Não que ninguém pensasse isso na RKO dos anos 30, nem tampouco Astaire. Mas ele foi como um decorador anônimo gótico, tão intencionado em fazer certo cada passo da dança, ao ponto de não perceber a surpreendente totalidade. Somente a posterior dificuldade de Astaire em encontrar parceiras demonstrou quão importante foi a contribuição feita por Ginger - foi sempre a princesa para o momento nos braços deste gênio extasiado e que tornou-o um príncipe encantado mais que uma marionete a dançar. Existe até mesmo momentos quando Ginger possui umas piadas para Fred, como em Roberta, onde afirma dele: "Um intérprete piccolo! Quão charmoso!"

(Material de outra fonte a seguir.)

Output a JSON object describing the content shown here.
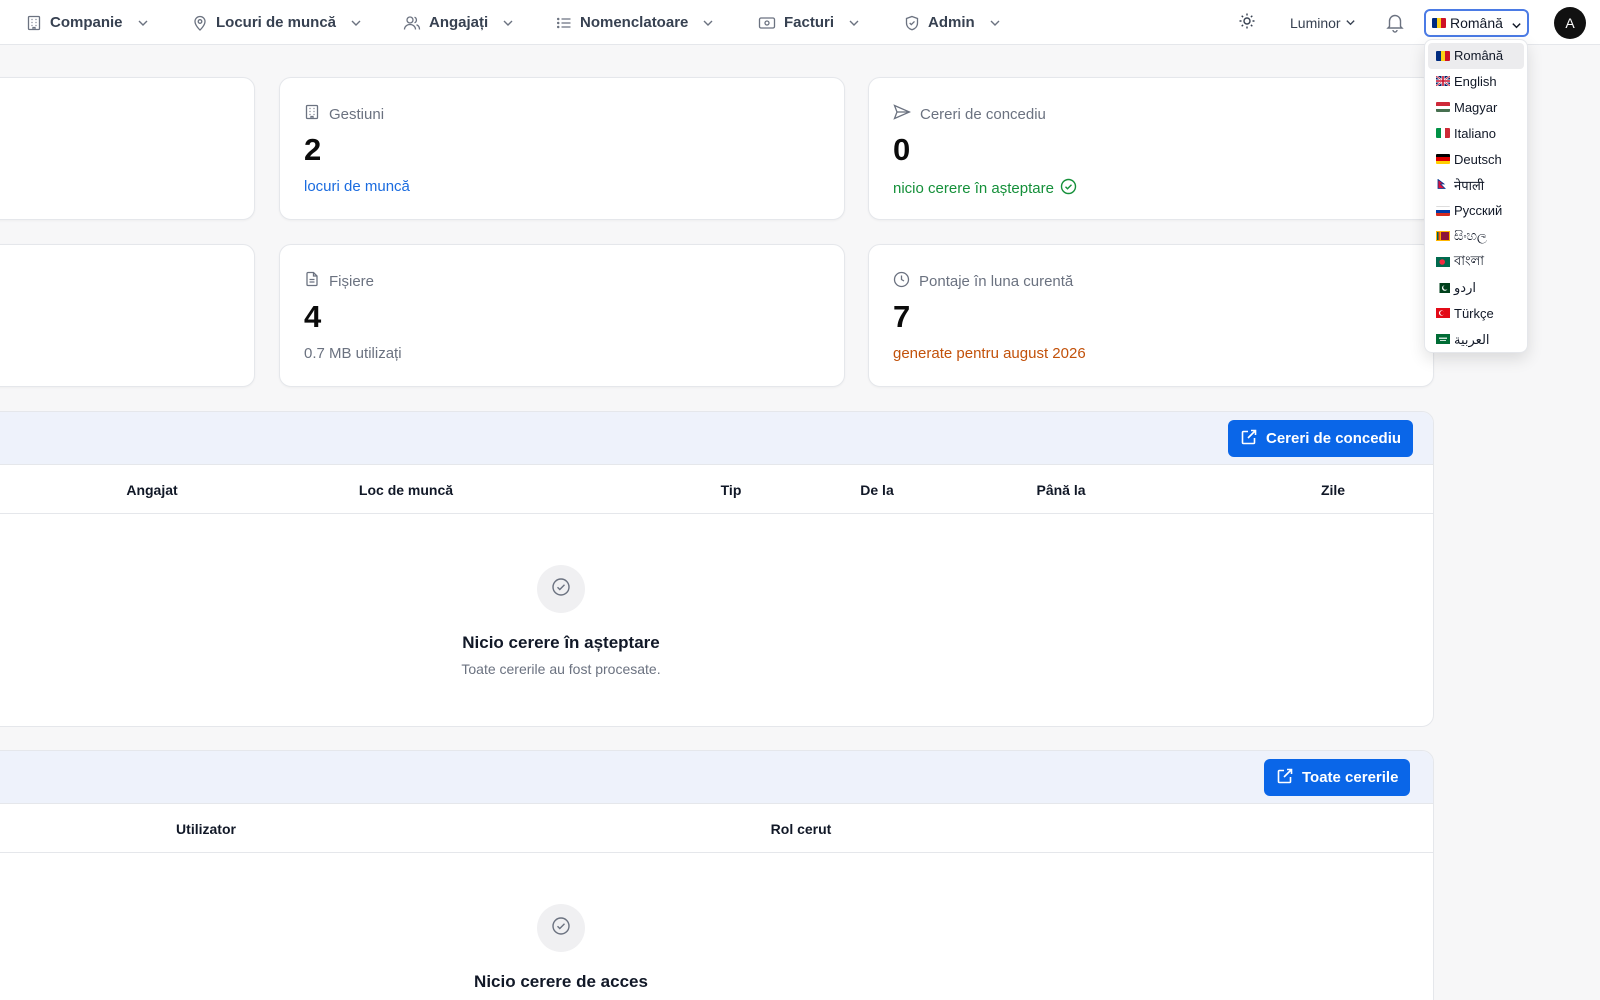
{
  "nav": {
    "items": [
      {
        "label": "Companie",
        "icon": "building-icon"
      },
      {
        "label": "Locuri de muncă",
        "icon": "map-pin-icon"
      },
      {
        "label": "Angajați",
        "icon": "users-icon"
      },
      {
        "label": "Nomenclatoare",
        "icon": "list-icon"
      },
      {
        "label": "Facturi",
        "icon": "banknote-icon"
      },
      {
        "label": "Admin",
        "icon": "shield-icon"
      }
    ],
    "theme_icon": "sun-icon",
    "theme_label": "Luminor",
    "notifications_icon": "bell-icon",
    "language_selected": "Română",
    "avatar_initial": "A"
  },
  "stats": {
    "gestiuni": {
      "label": "Gestiuni",
      "value": "2",
      "sub": "locuri de muncă",
      "color": "#1a6bdf"
    },
    "cereri": {
      "label": "Cereri de concediu",
      "value": "0",
      "sub": "nicio cerere în așteptare",
      "color": "#15903a"
    },
    "fisiere": {
      "label": "Fișiere",
      "value": "4",
      "sub": "0.7 MB utilizați",
      "color": "#6b7280"
    },
    "pontaje": {
      "label": "Pontaje în luna curentă",
      "value": "7",
      "sub": "generate pentru august 2026",
      "color": "#c2510a"
    }
  },
  "leave_panel": {
    "button_label": "Cereri de concediu",
    "columns": [
      "Angajat",
      "Loc de muncă",
      "Tip",
      "De la",
      "Până la",
      "Zile"
    ],
    "empty_title": "Nicio cerere în așteptare",
    "empty_desc": "Toate cererile au fost procesate."
  },
  "access_panel": {
    "button_label": "Toate cererile",
    "columns": [
      "Utilizator",
      "Rol cerut"
    ],
    "empty_title": "Nicio cerere de acces"
  },
  "languages": [
    "Română",
    "English",
    "Magyar",
    "Italiano",
    "Deutsch",
    "नेपाली",
    "Русский",
    "සිංහල",
    "বাংলা",
    "اردو",
    "Türkçe",
    "العربية"
  ],
  "colors": {
    "accent": "#0a66e8",
    "focus": "#4b7be5"
  }
}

Sua estrada em comum finda com a biografia dos Castles: houve tensões e Ginger estava ansiosa a provar a si mesma enquanto atriz. Em 1937 teve seu melhor papel até então em Stage Door [No Teatro da Vida] (Gregory La Cava), e em 1938 George Stevens fez o melhor de sua juventude, Vivacious Lady [Que Papai não Saiba]. Pelos próximos cinco anos, conseguiu ser principal, geralmente em comédias. Trabalhou duro, e o esforço demonstrou ser demasiado fácil de ser visualizado, particularmente quando estava fazendo uma de suas imitações infantis. Esteve em Bachelor Mother [Mãe por Acaso] (39, Garson Kanin); Fifth Avenue Girl [A Garota da Quinta Avenida] (39, La Cava); Primrose Path [Quero Ser Feliz] (40, La Cava); Lucky Partners [Boa Sorte] (40, Lewis Milestone); Kitty Foyle (40, Sam Wood), um filme de mulheres pelo qual ganhou o Oscar de melhor atriz; Tom, Dick and Harry [Seus Três Amores] (41, Kanin); Roxie Hart [Pernas Provocantes] (42, William Wellman); The Major and the Minor [A Incrível Suzana] (42, Billy Wilder); Once Upon a Honeymoon [Era uma Vez uma Lua-de-Mel] (42, Leo McCarey); Tender Comrade [Mulheres de Ninguém] (43, Edward Dmytryk); Lady in the Dark [A Mulher que não Sabia Amar] (44, Mitchell Leisen); e I'll Be Seeing You [Ver-te-ei Outra Vez] (44, William Dieterle).

Após a guerra sua estrela reduziu. Fez Weekend at the Waldorf  [Aqui Começa a Vida] (45, Robert Z. Leonard), Magnificent Doll [No Limiar da Glória] (46, Frank Borzage), e It Had to Be You [Tem que Ser Você] (47, Rudolph Maté e Don Hartman). Então houve um hiato de dois anos antes do reencontro com Astaire em The Barkleys of Broadway [Ciúme, Sinal de Amor] (49, Charles Walters). Por então, no entanto, estava mesclando comédias e dramas turbinados, para os quais não estava verdadeiramente equipada. Somente Monkey Bussiness [O Inventor da Mocidade] (52, Howard Hawks)  é memóravel  entre seus últimos filmes. Em outros casos, raramente estava à vontade: Perfect Strangers [Duas Almas, Dois Destinos] (50, Bretaigne Windust); Storm Warning [Dilema de uma Consciência] (50, Stuart Heisler); Dreamboat [O Gênio na Televisão] (52, Claude Binyon); Forever Female [No Entardacer da Vida] (53, Irving Rapper); The Beautiful Stranger [Coisas da Sorte] (54, David Miller; Black Widow [A Viúva Negra] (54, Nunnally Johnson); Tight Spot [Ratos Humanos] (55, Phil Karlson); Teenage Rebel [Alma Rebelde] (56, Edmund Goulding); Oh, Men! Oh, Women! [Os Noivos de Minha Noiva] (57, Johnson); e The First Travelling Saleslady [Mulheres, Sempre Mulheres] (56, Arthur Lubin). Após então, fez somente duas esquisitices: Quick, Let's Get Married (65, William Dieterle) e Harlow [Harlow: A Vênus Platinada] (65, Alex Segal*).

Texto: Thomson, David. The New Biographical Dictonary of  Film. N. York: Alfred A. Knopf, 2014, pp. 2272-74. 

N. do E: (*) no IMDB é creditado como tendo sido dirigido por Gordon Douglas e não há referência a participação de Rogers no elenco.